Teaching Philosophy: Hot and Cool

As my scholarship on Marshall McLuhan has evolved, so has my teaching philosophy. McLuhan’s concept of “media temperature” massages my thinking about teaching; classrooms can be hot or cool, assignments can be hot or cool, and whole courses can be hot, cool, or some mixture of temperature. My classes tend to work at the interface of print and screen, and tend to mix hot and cool. [need to add definitions; need a paragraph or two of philosophy]
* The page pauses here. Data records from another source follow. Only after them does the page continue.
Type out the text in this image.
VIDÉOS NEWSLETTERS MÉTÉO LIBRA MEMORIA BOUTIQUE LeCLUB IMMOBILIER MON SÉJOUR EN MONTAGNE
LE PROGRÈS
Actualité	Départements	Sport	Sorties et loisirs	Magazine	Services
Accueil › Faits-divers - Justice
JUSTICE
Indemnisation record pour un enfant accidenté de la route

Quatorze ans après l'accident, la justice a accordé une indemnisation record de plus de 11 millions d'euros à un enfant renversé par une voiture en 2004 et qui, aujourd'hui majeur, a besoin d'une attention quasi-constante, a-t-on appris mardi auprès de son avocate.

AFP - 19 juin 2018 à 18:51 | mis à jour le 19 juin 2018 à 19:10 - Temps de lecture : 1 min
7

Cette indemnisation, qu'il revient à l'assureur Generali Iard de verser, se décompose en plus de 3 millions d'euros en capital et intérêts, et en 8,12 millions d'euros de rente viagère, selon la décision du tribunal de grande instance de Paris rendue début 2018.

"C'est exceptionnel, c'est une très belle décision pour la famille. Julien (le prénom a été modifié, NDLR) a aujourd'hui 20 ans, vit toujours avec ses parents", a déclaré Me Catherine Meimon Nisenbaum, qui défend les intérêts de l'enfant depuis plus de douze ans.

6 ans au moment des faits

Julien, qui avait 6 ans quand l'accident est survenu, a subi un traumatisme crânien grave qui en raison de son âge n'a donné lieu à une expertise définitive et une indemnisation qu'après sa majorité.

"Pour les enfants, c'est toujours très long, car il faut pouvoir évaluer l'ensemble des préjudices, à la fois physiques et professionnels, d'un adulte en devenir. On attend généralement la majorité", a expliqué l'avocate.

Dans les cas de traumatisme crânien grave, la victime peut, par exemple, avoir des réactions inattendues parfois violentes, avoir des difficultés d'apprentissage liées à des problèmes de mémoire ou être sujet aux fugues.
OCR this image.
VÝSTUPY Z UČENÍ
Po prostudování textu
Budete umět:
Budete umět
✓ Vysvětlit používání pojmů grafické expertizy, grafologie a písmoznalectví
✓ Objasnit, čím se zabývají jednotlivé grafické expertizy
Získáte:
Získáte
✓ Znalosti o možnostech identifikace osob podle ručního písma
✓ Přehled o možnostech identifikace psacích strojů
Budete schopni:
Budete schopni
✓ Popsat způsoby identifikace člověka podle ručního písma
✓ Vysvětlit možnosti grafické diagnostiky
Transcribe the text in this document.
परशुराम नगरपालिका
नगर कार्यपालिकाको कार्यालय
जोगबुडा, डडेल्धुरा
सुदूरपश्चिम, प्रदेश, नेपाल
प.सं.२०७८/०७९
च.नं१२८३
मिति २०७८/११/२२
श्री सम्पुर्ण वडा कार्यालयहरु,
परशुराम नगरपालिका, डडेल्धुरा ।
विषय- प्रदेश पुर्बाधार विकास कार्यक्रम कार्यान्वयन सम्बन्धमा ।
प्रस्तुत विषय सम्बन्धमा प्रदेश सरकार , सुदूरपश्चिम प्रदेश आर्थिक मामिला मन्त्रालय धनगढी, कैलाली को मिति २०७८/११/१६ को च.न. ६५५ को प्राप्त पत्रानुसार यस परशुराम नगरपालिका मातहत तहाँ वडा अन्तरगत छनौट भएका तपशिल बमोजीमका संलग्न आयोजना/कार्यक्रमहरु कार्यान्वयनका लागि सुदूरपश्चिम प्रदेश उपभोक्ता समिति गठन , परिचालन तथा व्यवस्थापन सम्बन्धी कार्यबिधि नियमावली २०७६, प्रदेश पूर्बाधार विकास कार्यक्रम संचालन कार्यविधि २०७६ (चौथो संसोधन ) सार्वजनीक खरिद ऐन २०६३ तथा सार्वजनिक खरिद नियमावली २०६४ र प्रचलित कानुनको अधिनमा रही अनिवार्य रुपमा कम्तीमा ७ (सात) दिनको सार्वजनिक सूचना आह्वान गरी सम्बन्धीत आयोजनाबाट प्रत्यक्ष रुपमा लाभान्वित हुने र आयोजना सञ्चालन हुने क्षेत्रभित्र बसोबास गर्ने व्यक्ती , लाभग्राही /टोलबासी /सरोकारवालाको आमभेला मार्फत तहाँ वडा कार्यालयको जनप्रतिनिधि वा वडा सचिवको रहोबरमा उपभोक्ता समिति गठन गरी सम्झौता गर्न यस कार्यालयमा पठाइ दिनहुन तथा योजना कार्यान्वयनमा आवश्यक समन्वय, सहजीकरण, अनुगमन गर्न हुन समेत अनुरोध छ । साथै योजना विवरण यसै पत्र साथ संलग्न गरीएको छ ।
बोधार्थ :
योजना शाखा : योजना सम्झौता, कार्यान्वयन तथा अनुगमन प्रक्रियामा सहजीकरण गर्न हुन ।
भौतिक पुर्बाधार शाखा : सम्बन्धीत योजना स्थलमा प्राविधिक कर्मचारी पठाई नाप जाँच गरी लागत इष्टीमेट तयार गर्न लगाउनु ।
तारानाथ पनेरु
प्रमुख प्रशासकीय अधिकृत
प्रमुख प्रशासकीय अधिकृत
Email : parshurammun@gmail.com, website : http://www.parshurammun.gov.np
The assignment I have included here represents this mixture of temperatures, as well as working at the interface of print and screen. Students are required to do significant research and produce the highly formalized, high definition genre of “proposal.” I go so far as to give them a fairly prescriptive outline for the genre, allowing them to focus on the research, collaboration, and understanding of their topic. The demands of doing research, precise presentations, and working with prescribed formats all make for a hot assignment. Along the way, however, I tried to keep things cool with an interactive, hands-on “Sticky Note Exercise,” and encourage lots of “cool” collaboration through the use of a project wiki and lots of good team-building exercises. I try to get students to think about the medium, and working across the mediums, by having them write their proposal, present their solutions, and design a short, high-impact visual message that captures the essence of their proposal.